When D’Agostino started researching afterschool programs for urban youth, she found some gaps.

“Back then, rec center programming for teens didn’t start until 6 or 6:30 (p.m.). There was a ton of stuff for kids up to age 12. Thirteen is supposed to be this magic age where kids are old enough to make good choices, but anyone with teenagers knows it’s just the opposite,” she said.

D’Agostino knew she wanted to find kids an alternative to the corner. She found inspiration in Dave Matthews.

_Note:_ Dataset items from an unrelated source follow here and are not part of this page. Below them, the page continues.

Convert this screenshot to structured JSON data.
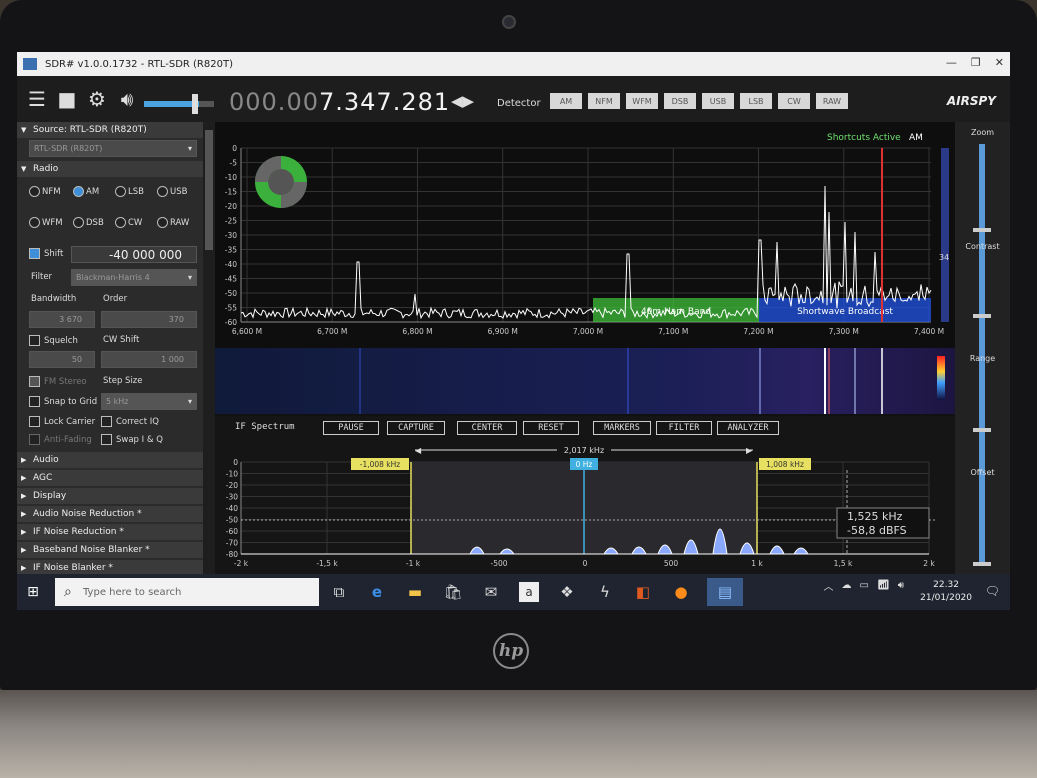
{
  "window": {
    "title": "SDR# v1.0.0.1732 - RTL-SDR (R820T)"
  },
  "toolbar": {
    "freq_dim": "000.00",
    "freq_bright": "7.347.281",
    "detector_label": "Detector",
    "modes": [
      "AM",
      "NFM",
      "WFM",
      "DSB",
      "USB",
      "LSB",
      "CW",
      "RAW"
    ],
    "brand": "AIRSPY"
  },
  "sidebar": {
    "source_header": "Source: RTL-SDR (R820T)",
    "source_value": "RTL-SDR (R820T)",
    "radio_header": "Radio",
    "radio_modes_row1": [
      "NFM",
      "AM",
      "LSB",
      "USB"
    ],
    "radio_modes_row2": [
      "WFM",
      "DSB",
      "CW",
      "RAW"
    ],
    "selected_mode": "AM",
    "shift_label": "Shift",
    "shift_value": "-40 000 000",
    "filter_label": "Filter",
    "filter_value": "Blackman-Harris 4",
    "bandwidth_label": "Bandwidth",
    "order_label": "Order",
    "bandwidth_value": "3 670",
    "order_value": "370",
    "squelch_label": "Squelch",
    "cwshift_label": "CW Shift",
    "squelch_value": "50",
    "cwshift_value": "1 000",
    "fmstereo_label": "FM Stereo",
    "stepsize_label": "Step Size",
    "snap_label": "Snap to Grid",
    "snap_value": "5 kHz",
    "lockcarrier_label": "Lock Carrier",
    "correctiq_label": "Correct IQ",
    "antifading_label": "Anti-Fading",
    "swapiq_label": "Swap I & Q",
    "sections": [
      "Audio",
      "AGC",
      "Display",
      "Audio Noise Reduction *",
      "IF Noise Reduction *",
      "Baseband Noise Blanker *",
      "IF Noise Blanker *"
    ]
  },
  "spectrum": {
    "shortcuts_label": "Shortcuts Active",
    "shortcuts_mode": "AM",
    "y_ticks": [
      "0",
      "-5",
      "-10",
      "-15",
      "-20",
      "-25",
      "-30",
      "-35",
      "-40",
      "-45",
      "-50",
      "-55",
      "-60"
    ],
    "x_ticks": [
      "6,600 M",
      "6,700 M",
      "6,800 M",
      "6,900 M",
      "7,000 M",
      "7,100 M",
      "7,200 M",
      "7,300 M",
      "7,400 M"
    ],
    "band_ham": "40m Ham Band",
    "band_broadcast": "Shortwave Broadcast",
    "side_value": "34",
    "colors": {
      "ham": "#3fbf3a",
      "broadcast": "#2050d8",
      "trace": "#ffffff",
      "marker": "#e03030"
    }
  },
  "if_spectrum": {
    "title": "IF Spectrum",
    "buttons": [
      "PAUSE",
      "CAPTURE",
      "CENTER",
      "RESET",
      "MARKERS",
      "FILTER",
      "ANALYZER"
    ],
    "width_label": "2,017 kHz",
    "left_marker": "-1,008 kHz",
    "center_marker": "0 Hz",
    "right_marker": "1,008 kHz",
    "y_ticks": [
      "0",
      "-10",
      "-20",
      "-30",
      "-40",
      "-50",
      "-60",
      "-70",
      "-80"
    ],
    "x_ticks": [
      "-2 k",
      "-1,5 k",
      "-1 k",
      "-500",
      "0",
      "500",
      "1 k",
      "1,5 k",
      "2 k"
    ],
    "readout_freq": "1,525 kHz",
    "readout_level": "-58,8 dBFS"
  },
  "rail": {
    "zoom": "Zoom",
    "contrast": "Contrast",
    "range": "Range",
    "offset": "Offset"
  },
  "taskbar": {
    "search_placeholder": "Type here to search",
    "time": "22.32",
    "date": "21/01/2020"
  },
  "laptop": {
    "logo": "hp"
  }
}
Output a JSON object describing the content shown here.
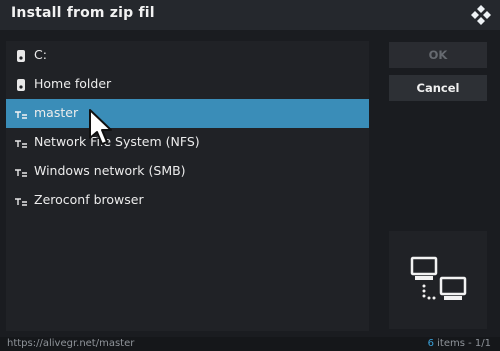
{
  "dialog": {
    "title": "Install from zip fil"
  },
  "list": {
    "items": [
      {
        "label": "C:",
        "icon": "drive-icon"
      },
      {
        "label": "Home folder",
        "icon": "drive-icon"
      },
      {
        "label": "master",
        "icon": "network-share-icon",
        "selected": true
      },
      {
        "label": "Network File System (NFS)",
        "icon": "network-share-icon"
      },
      {
        "label": "Windows network (SMB)",
        "icon": "network-share-icon"
      },
      {
        "label": "Zeroconf browser",
        "icon": "network-share-icon"
      }
    ]
  },
  "buttons": {
    "ok": "OK",
    "cancel": "Cancel"
  },
  "status": {
    "path": "https://alivegr.net/master",
    "count_num": "6",
    "count_text": " items - 1/1"
  },
  "colors": {
    "accent": "#3a8db8",
    "background": "#1a1c20"
  }
}
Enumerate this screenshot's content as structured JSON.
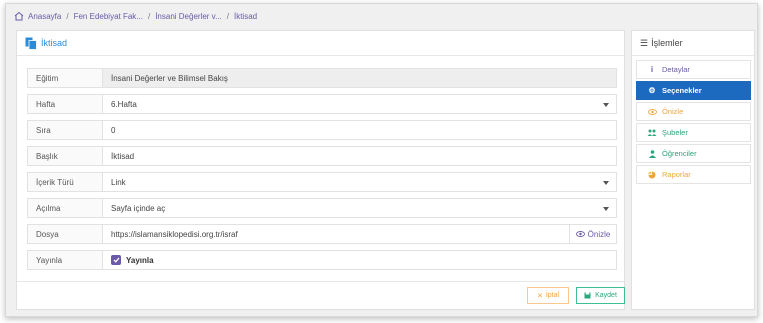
{
  "breadcrumb": {
    "items": [
      "Anasayfa",
      "Fen Edebiyat Fak...",
      "İnsani Değerler v...",
      "İktisad"
    ],
    "separator": "/"
  },
  "card": {
    "title": "İktisad"
  },
  "form": {
    "egitim": {
      "label": "Eğitim",
      "value": "İnsani Değerler ve Bilimsel Bakış"
    },
    "hafta": {
      "label": "Hafta",
      "value": "6.Hafta"
    },
    "sira": {
      "label": "Sıra",
      "value": "0"
    },
    "baslik": {
      "label": "Başlık",
      "value": "İktisad"
    },
    "icerik_turu": {
      "label": "İçerik Türü",
      "value": "Link"
    },
    "acilma": {
      "label": "Açılma",
      "value": "Sayfa içinde aç"
    },
    "dosya": {
      "label": "Dosya",
      "value": "https://islamansiklopedisi.org.tr/israf",
      "preview_label": "Önizle"
    },
    "yayinla": {
      "label": "Yayınla",
      "checkbox_label": "Yayınla",
      "checked": true
    }
  },
  "actions": {
    "cancel_label": "İptal",
    "save_label": "Kaydet"
  },
  "sidebar": {
    "title": "İşlemler",
    "items": [
      {
        "label": "Detaylar",
        "icon": "info-icon",
        "color": "#6b5aa8"
      },
      {
        "label": "Seçenekler",
        "icon": "gear-icon",
        "color": "#ffffff",
        "active": true
      },
      {
        "label": "Önizle",
        "icon": "eye-icon",
        "color": "#f0a640"
      },
      {
        "label": "Şubeler",
        "icon": "users-icon",
        "color": "#2aa67d"
      },
      {
        "label": "Öğrenciler",
        "icon": "user-icon",
        "color": "#2aa67d"
      },
      {
        "label": "Raporlar",
        "icon": "pie-chart-icon",
        "color": "#f0a640"
      }
    ]
  },
  "colors": {
    "accent": "#6b5aa8",
    "primary": "#1b6ac0",
    "title_blue": "#2a8bd9",
    "warning": "#f0a640",
    "success": "#2aa67d"
  }
}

“I’m a huge fan of the Dave Matthews Band and knew they were involved in a teen-music program in Charlottesville, Virginia,” she said. “I visited the center, and the hair on my arms stood up. It was an amazing place, and I knew it was what I wanted to bring it to Cincinnati.”

She secured initial funding from ArtsWave, the Mayerson Family Foundation and the Duke Energy Foundation and began piloting the program in local schools. In 2008, Music Resource Center's fundraiser, Party Like a Rock Star, collected enough money to acquire the center a permanent home, a modest tan-brick building at 3032 Woodburn Ave.

The Music Resource Center is on Woodburn Avenue in Walnut Hills. (Sonia Chopra | WCPO contributor)

This year, Party Like a Rock Star is Aug. 26 at the Woodward Theater on Main Street in Over-the-Rhine. Tickets are $65 each ($120 per couple) and include beer, wine, food, free valet parking, karaoke with Sexy Time Live Karaoke and, of course, musical entertainment from MRC students.

Get more information and buy tickets through the MRC website.

Beyond Certain, a Music Resource Center band made up of Jacob Strom, Henry Fellerhoff, Gabriel Dotterweich and Clark Comstock, played at the event in 2014 and 2015 and have gigged extensively around town, thanks to the mentoring and instruction they’ve had at the center.

“We got together at an MRC summer camp in 2013,” said Strom, 16, a Walnut Hills High School junior. “The staff is super encouraging and helped us get comfortable playing our instruments and playing together.

“It’s also nice to play on the fancy equipment they have,” he said of the MRC studios, all of which are kitted out with Apple computers featuring Logic Pro recording software. “It’s like GarageBand’s big brother."

Party Like a Rock Star has a silent auction full of goodies like a private bourbon tasting with Molly Wellman, the Tri-State mixologist whose Myrtle’s Punch House is just blocks from the Music Resource Center studios; a studio visit with Jeff and Jenn or WKRQ-FM (better known as Q102); and perhaps the most covetable item – two tickets to the Broadway show “Hamilton,” including flights to New York on Ultimate Air Shuttle.

While Dave Matthews has never visited MRC, a group of Music Resource Center students always gets a backstage tour when the band plays Cincinnati.

“They talk to the stage manger, the video techs and get to see that there are seven guys onstage and 80 people backstage making it happen,” D’Agostino said.

Vocalist DeVonte Roach starting attending the center while a student at Purcell Marian, just down the street from the center. Roach graduated from the Berklee College of Music in 2015 and last week moved to Valencia, Spain, for Berklee’s graduate Global Entertainment and Music Business program. There, he’ll focus on building Soul Kingz Records, his digital content marketing startup.

“During my time at Music Resource Center, I learned the skills required to make a song radio-ready,” Roach wrote via email. “The skills also taught me about life. Crafting a high quality song is much like developing a part of your character. You begin to find your unique voice.”